Haley (Sarah Hyland) spends some more time with Beth (Laura Ashley Samuels), Andy's (Adam DeVine) girlfriend, and she thinks that she is insane and is aiming to kill her so she can have Andy all to herself. Andy seeks advice from Phil, asking him whether or not he should propose to Beth, as he still has feelings for another girl. Phil tells Andy that it is normal to think about the path not taken in life, but that he should still propose to Beth if he really loves her. Later, Haley seeks advice from Phil regarding her feelings for Andy and Phil points to her that she loves him. As Andy says goodbye to Haley on his way to propose to Beth, they share a long hug, and Phil realizes that the "other girl" Andy was talking about is Haley. He attempts to tell Andy and Haley that they love each other, only for the sound to cut out on his vessel. Andy leaves to propose to Beth, while Haley shuts the door behind him. Attempting to draw attention to himself to help Andy and Haley, Phil drives his vessel down the stairs, only for the iPad to be stolen by Armando, who leaves the house with it.

==Reception==

===Ratings===
In its original American broadcast, "American Skyper" was watched by 7.20; down by 0.93 from the previous episode.

=== Reviews ===
Joshua Alston of The A.V. Club awarded it a B− grade. He explained that he felt comfortable that “Skyper” may conclude the last season in which Modern Family is able to blithely maintain its status quo and praised the writers for parallel stories between Andy and Phil.

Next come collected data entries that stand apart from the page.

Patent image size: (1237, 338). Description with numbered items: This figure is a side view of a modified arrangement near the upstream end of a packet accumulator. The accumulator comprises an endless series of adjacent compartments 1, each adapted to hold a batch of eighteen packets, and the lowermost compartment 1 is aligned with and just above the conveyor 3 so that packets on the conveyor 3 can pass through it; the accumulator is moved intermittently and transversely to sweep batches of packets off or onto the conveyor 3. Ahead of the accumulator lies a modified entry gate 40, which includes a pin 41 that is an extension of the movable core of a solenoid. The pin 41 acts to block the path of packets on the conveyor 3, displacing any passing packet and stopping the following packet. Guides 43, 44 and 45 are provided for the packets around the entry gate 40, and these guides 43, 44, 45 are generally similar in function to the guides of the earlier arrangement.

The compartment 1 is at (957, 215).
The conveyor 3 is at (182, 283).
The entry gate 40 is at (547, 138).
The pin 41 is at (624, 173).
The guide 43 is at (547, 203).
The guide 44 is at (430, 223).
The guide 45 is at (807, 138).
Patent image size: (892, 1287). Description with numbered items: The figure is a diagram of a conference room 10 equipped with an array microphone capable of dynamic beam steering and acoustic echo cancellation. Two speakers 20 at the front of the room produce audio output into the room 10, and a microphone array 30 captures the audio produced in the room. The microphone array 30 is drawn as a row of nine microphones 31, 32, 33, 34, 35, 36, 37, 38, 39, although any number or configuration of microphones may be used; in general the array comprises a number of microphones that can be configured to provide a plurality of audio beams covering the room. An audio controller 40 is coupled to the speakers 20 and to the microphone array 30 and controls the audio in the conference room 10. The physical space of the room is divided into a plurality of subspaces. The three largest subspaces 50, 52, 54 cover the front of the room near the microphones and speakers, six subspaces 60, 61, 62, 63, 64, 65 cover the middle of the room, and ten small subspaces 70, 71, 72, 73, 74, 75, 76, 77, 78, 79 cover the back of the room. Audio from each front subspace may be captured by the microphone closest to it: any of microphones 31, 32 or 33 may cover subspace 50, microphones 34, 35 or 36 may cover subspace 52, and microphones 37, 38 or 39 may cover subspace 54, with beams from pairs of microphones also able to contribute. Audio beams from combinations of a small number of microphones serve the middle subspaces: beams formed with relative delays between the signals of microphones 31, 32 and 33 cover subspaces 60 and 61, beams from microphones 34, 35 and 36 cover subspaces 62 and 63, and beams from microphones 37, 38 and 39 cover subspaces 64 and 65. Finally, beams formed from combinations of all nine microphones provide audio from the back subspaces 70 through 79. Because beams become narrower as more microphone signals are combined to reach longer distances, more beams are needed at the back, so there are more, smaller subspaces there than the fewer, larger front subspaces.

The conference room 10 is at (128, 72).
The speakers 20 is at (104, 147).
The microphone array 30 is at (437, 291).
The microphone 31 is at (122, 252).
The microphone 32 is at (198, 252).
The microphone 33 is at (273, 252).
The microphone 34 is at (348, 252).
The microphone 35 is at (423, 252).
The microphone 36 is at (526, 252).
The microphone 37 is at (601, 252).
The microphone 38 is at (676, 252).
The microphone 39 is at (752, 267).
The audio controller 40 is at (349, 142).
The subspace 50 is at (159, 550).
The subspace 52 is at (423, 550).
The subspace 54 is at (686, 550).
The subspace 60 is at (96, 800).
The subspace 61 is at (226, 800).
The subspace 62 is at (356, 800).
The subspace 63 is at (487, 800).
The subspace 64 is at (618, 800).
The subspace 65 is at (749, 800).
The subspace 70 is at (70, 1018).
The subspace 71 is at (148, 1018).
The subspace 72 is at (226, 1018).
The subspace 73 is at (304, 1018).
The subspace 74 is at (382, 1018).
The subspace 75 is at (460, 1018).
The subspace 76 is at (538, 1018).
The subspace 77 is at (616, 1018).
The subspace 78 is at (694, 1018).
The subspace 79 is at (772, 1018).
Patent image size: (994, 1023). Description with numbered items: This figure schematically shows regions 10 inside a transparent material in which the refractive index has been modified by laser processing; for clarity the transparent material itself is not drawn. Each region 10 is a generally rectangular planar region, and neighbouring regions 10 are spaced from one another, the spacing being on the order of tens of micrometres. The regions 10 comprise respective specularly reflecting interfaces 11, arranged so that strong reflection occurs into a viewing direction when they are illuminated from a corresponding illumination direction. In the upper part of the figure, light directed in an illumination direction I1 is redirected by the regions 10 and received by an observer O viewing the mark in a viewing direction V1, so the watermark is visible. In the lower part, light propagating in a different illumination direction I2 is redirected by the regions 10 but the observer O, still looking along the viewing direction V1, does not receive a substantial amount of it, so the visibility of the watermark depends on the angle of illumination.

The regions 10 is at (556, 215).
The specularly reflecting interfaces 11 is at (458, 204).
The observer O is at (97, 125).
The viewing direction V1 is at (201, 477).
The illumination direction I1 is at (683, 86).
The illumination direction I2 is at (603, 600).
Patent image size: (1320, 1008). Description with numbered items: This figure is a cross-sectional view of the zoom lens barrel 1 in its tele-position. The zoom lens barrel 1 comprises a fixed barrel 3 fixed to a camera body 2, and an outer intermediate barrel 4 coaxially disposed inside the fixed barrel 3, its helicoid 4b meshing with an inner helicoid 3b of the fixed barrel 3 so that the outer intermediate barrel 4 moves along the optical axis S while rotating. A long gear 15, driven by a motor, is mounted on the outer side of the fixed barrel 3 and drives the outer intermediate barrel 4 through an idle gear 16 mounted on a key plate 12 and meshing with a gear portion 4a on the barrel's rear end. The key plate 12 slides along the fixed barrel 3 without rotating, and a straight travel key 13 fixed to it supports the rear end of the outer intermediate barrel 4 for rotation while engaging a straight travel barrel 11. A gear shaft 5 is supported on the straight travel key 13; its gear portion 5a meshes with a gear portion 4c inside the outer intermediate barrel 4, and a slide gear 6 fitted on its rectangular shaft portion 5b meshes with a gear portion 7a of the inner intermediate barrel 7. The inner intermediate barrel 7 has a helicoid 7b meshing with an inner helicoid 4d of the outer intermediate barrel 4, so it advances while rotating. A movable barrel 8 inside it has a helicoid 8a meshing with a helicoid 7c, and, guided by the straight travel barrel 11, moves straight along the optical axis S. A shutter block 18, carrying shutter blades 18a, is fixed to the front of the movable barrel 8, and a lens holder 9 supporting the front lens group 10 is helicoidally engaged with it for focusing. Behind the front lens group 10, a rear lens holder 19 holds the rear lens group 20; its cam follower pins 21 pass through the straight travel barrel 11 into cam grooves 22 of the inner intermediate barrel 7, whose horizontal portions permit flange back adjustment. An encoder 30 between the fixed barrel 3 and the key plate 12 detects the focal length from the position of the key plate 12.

Ashley Bissette Sumerel of TV Fanatic also enjoyed the episode, awarding it a 4.7/5, stating "It's the perfect way to end the season, and it also ought to at least give us some fun stories to begin Modern Family Season 7. I think we've got a lot to look forward to!"

Lisa Fernandes of Next Projection awarded it a score of 7.5/10, saying that the show has a long climb to make before it gets close to its old heights. Hopefully an invigorating hiatus will renew writerly enthusiasm.".